Okay, I'm down to almost the last of my backlog. Unbelievable as it seems, I'm running out of really fabulous books. I've read a lot of good ones, but there's not many that have that special spark that make me want to talk them up to the world (or at least, as much of it as reads this blog).
Any suggestions? Leave them in the comments!
Fortunately, I do have this one. . .
Book: Seven Sons and Seven Daughters
Author: Barbara Cohen and Bahaji Lovejoy
Malik, known as Abu al-Banat because he has no sons, does have seven daughters. In the city of Baghdad, this is a terrible misfortune, made worse because he has no money to give them dowries. To make things worse, Malik’s brother (who has the massive fortune of seven sons and a thriving business), refuses to help out by either providing dowries or allowing his sons to marry their cousins, and mocks Malik’s misfortune. It looks as if the seven sisters are doomed to a life of poverty and/or unhappy marriages. Unwilling to accept this fate, the fourth daughter, Buran, comes up with a plan that might save them all. But to do it, she has to leave home, travel as a boy, and make her way as a merchant in eleventh-century Iraq.

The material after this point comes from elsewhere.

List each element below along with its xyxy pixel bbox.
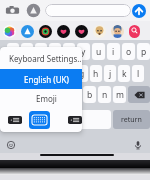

On her journey, Buran discovers a real head for business and a flair for making money. She also meets and befriends Mahmud, the prince of Tyre. But when he finds his feelings deepening into more than friendship, he begins to put poor Buran through a series of tests to see if she is a man or woman, and even he’s not sure which outcome he wants. Is happily-ever-after in the cards?
This book sucked me in right from the start. It retains enough of the storyteller’s flavor about it (it claims to be based on an Iraqi folktale) to make it feel like a fairy tale, but I found myself caring very much for clever, pragmatic Buran, her beleaugered family, and even the spoiled prince Mahmud, who shows promise under the influence of Buran. Divided into three parts, each with its own distinct storyline, it still follows a nice narrative line. Check out the final part for the most glee-inducing (and fairy-taleish) elements, when Buran gets her revenge on the seven male cousins who rejected herself and her sisters at the very beginning. It also shines a light on a culture very little understood in the west. I found this at the library, but I've just gotta get my own copy of this great tale of a girl who makes her own happy ending. Where’s the fairy godmother? Who knows? Who cares?